Chosing $\phi = e^{w_k/2}$, we obtain

$\displaystyle \frac 14\int_M |\nabla w_k|^2 e^{w_k} dx\geqslant \int_M R(x)e^{u_k + w_k} dx.$

Hence, we have just shown that

$\displaystyle -\int_D K(x)e^{u_k} dx \geqslant \frac 34\int_M |\nabla w_k|^2 e^{w_k} dx.$

Noticing that $\{u_k\}_k$ is uniformly bounded in the region $D$ and $\{w_k\}_k$ is bounded from below in $M$, the preceding inequality tells us that $\int_M |\nabla w_k|^2dx$ is bounded, so does $\int_M |\nabla u_k|^2dx$. Therefore, it is necessary to control $\int_M u_k ^2dx$ from above.
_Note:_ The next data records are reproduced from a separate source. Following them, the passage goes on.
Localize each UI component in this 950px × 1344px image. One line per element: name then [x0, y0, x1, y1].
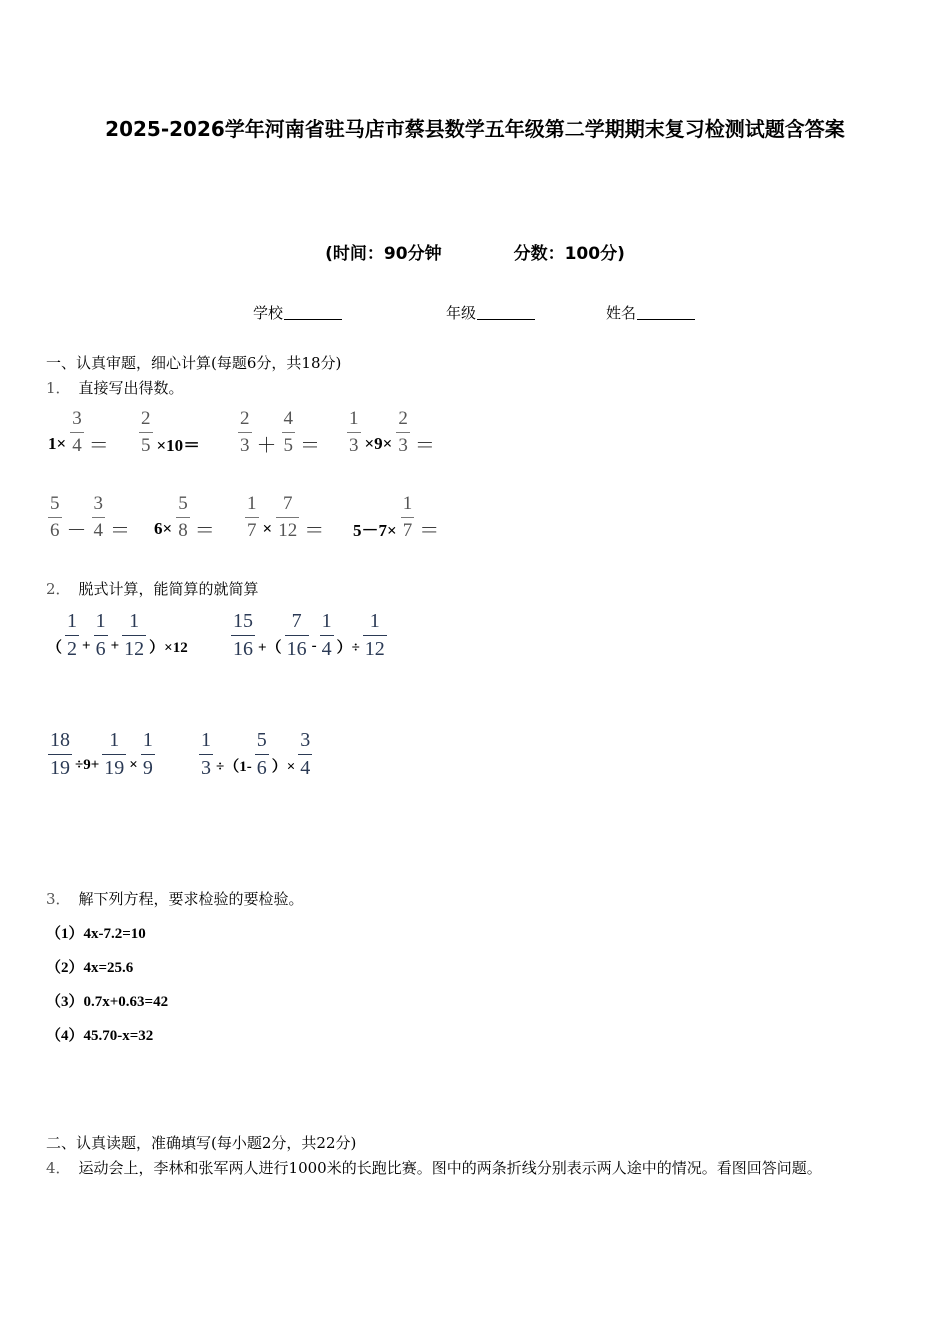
numerator: 1	[129, 610, 140, 632]
denominator: 6	[94, 635, 108, 661]
numerator: 5	[256, 729, 267, 751]
denominator: 3	[396, 432, 410, 457]
exam-score: 分数：100分)	[513, 244, 625, 264]
fraction	[92, 493, 106, 542]
numerator: 1	[142, 729, 153, 751]
expr-text: ×10＝	[156, 436, 201, 455]
fraction	[231, 610, 255, 661]
denominator: 4	[320, 635, 334, 661]
fraction	[298, 729, 312, 780]
denominator: 7	[245, 517, 259, 542]
numerator: 1	[247, 493, 257, 514]
question-1	[46, 377, 184, 398]
numerator: 4	[283, 408, 293, 429]
exam-meta	[0, 239, 950, 264]
expr-text: +（	[258, 640, 282, 656]
fraction	[141, 729, 155, 780]
numerator: 1	[109, 729, 120, 751]
numerator: 7	[282, 493, 293, 514]
calc-expression-1	[46, 610, 189, 661]
denominator: 16	[285, 635, 309, 661]
equation-item: （3）0.7x+0.63=42	[46, 994, 169, 1010]
expr-text: ÷9+	[75, 757, 100, 773]
fraction	[401, 493, 415, 542]
name-field	[606, 302, 695, 323]
exam-time: (时间：90分钟	[325, 244, 442, 264]
oral-calc-4	[345, 408, 438, 457]
expr-text: －	[66, 520, 87, 542]
fraction	[282, 408, 296, 457]
expr-text: ÷（1-	[216, 759, 252, 775]
school-blank	[284, 305, 342, 320]
calc-expression-2	[229, 610, 389, 661]
denominator: 3	[238, 432, 252, 457]
numerator: 1	[201, 729, 211, 751]
grade-blank	[477, 305, 535, 320]
fraction	[276, 493, 299, 542]
question-text: 脱式计算，能简算的就简算	[78, 580, 259, 598]
grade-label: 年级	[446, 304, 477, 322]
oral-calc-3	[236, 408, 323, 457]
expr-text: ＝	[414, 435, 435, 457]
denominator: 16	[231, 635, 255, 661]
expr-text: （	[47, 640, 63, 656]
calc-expression-3	[46, 729, 157, 780]
numerator: 18	[50, 729, 70, 751]
expr-text: ＝	[88, 435, 109, 457]
fraction	[238, 408, 252, 457]
denominator: 19	[102, 754, 126, 780]
numerator: 2	[240, 408, 250, 429]
denominator: 12	[363, 635, 387, 661]
denominator: 19	[48, 754, 72, 780]
numerator: 5	[178, 493, 188, 514]
question-3	[46, 888, 304, 909]
fraction	[363, 610, 387, 661]
denominator: 6	[255, 754, 269, 780]
numerator: 3	[300, 729, 311, 751]
numerator: 1	[67, 610, 78, 632]
expr-text: ＝	[300, 435, 320, 457]
numerator: 3	[93, 493, 103, 514]
numerator: 3	[72, 408, 82, 429]
denominator: 8	[176, 517, 190, 542]
numerator: 5	[50, 493, 60, 514]
question-number: 3．	[46, 890, 71, 908]
fraction	[65, 610, 79, 661]
denominator: 5	[139, 432, 153, 457]
numerator: 1	[95, 610, 106, 632]
numerator: 2	[141, 408, 151, 429]
fraction	[48, 493, 62, 542]
denominator: 5	[282, 432, 296, 457]
expr-text: 5－7×	[353, 521, 397, 540]
denominator: 9	[141, 754, 155, 780]
expr-text: ×	[262, 518, 273, 538]
expr-text: ＝	[304, 520, 325, 542]
equation-item: （2）4x=25.6	[46, 960, 134, 976]
expr-text: -	[311, 638, 317, 654]
question-number: 2．	[46, 580, 71, 598]
fraction	[48, 729, 72, 780]
numerator: 15	[233, 610, 253, 632]
fraction	[139, 408, 153, 457]
denominator: 12	[122, 635, 146, 661]
fraction	[245, 493, 259, 542]
question-number: 4．	[46, 1159, 71, 1177]
fraction	[347, 408, 361, 457]
expr-text: ×	[129, 757, 138, 773]
section-1-heading: 一、认真审题，细心计算(每题6分，共18分)	[46, 354, 342, 372]
fraction	[122, 610, 146, 661]
expr-text: ＋	[256, 435, 277, 457]
expr-text: 6×	[154, 518, 173, 538]
name-blank	[637, 305, 695, 320]
question-text: 运动会上，李林和张军两人进行1000米的长跑比赛。图中的两条折线分别表示两人途中的情况。看图回答问题。	[78, 1159, 822, 1177]
calc-expression-4	[197, 729, 314, 780]
numerator: 7	[291, 610, 302, 632]
numerator: 1	[349, 408, 359, 429]
denominator: 7	[401, 517, 415, 542]
fraction	[70, 408, 84, 457]
denominator: 3	[199, 754, 213, 780]
oral-calc-6	[152, 493, 218, 542]
expr-text: ＝	[419, 520, 440, 542]
name-label: 姓名	[606, 304, 637, 322]
section-2-heading: 二、认真读题，准确填写(每小题2分，共22分)	[46, 1134, 357, 1152]
expr-text: ）÷	[336, 640, 360, 656]
oral-calc-2	[137, 408, 202, 457]
oral-calc-5	[46, 493, 133, 542]
expr-text: ×9×	[364, 433, 393, 453]
school-label: 学校	[253, 304, 284, 322]
expr-text: ）×	[271, 759, 296, 775]
expr-text: ＝	[110, 520, 130, 542]
oral-calc-1	[46, 408, 112, 457]
oral-calc-8	[351, 493, 442, 542]
fraction	[176, 493, 190, 542]
question-2	[46, 578, 259, 599]
denominator: 4	[92, 517, 106, 542]
oral-calc-7	[243, 493, 327, 542]
equation-item: （4）45.70-x=32	[46, 1028, 154, 1044]
numerator: 1	[369, 610, 380, 632]
fraction	[94, 610, 108, 661]
expr-text: ＝	[194, 520, 215, 542]
expr-text: 1×	[48, 433, 67, 453]
fraction	[396, 408, 410, 457]
school-field	[253, 302, 342, 323]
question-4	[46, 1157, 822, 1178]
expr-text: ）×12	[149, 640, 188, 656]
question-text: 解下列方程，要求检验的要检验。	[78, 890, 304, 908]
expr-text: +	[110, 638, 120, 654]
denominator: 4	[70, 432, 84, 457]
denominator: 3	[347, 432, 361, 457]
fraction	[285, 610, 309, 661]
fraction	[199, 729, 213, 780]
numerator: 1	[321, 610, 332, 632]
denominator: 12	[276, 517, 299, 542]
fraction	[255, 729, 269, 780]
denominator: 4	[298, 754, 312, 780]
denominator: 6	[48, 517, 62, 542]
numerator: 2	[398, 408, 408, 429]
equation-item: （1）4x-7.2=10	[46, 926, 146, 942]
question-number: 1．	[46, 379, 71, 397]
fraction	[102, 729, 126, 780]
fraction	[320, 610, 334, 661]
numerator: 1	[402, 493, 413, 514]
denominator: 2	[65, 635, 79, 661]
expr-text: +	[82, 638, 91, 654]
document-title: 2025-2026学年河南省驻马店市蔡县数学五年级第二学期期末复习检测试题含答案	[105, 117, 845, 141]
grade-field	[446, 302, 535, 323]
question-text: 直接写出得数。	[78, 379, 184, 397]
From now on, there is nothing to do with our PDE, the only thing we need is the fact that $\{u_k\}_k$ is bounded in $D$. Suppose that

$\displaystyle\int_M u_k ^2dx \to +\infty$

as $k\to \infty$. Making use of the Friedrichs inequality

$\displaystyle\int_M u_k ^2dx \leqslant C\left( \int_M |\nabla u_k|^2 dx + \left| \int_M u_k dx\right|^2\right),$

we conclude that, as $k \to \infty$,

$\displaystyle\int_M u_kdx \to +\infty.$

In view of the Poincare inequality and the fact that $\int_M |\nabla u_k|^2dx$ is bounded, the sequence $\{u_k - \int_M u_k dx\}_k$ is bounded in $H^1(M)$. Using the following elementary inequality

$\displaystyle \left| u_k - \int_M u_k dx \right| + |u_k|^2\geqslant \frac 12 \left| \int_M u_k dx \right|^2 \to +\infty,$

and the fact that $\{u_k\}_k$ is bounded in $D$, we know that

$\displaystyle \int_M \Big| u_k - \int_M u_k dx \Big|^2 dx \to +\infty$

as $k \to \infty$. This contradicts to the fact that the sequence $\{u_k - \int_M u_k dx\}_k$ is bounded in $H^1(M)$.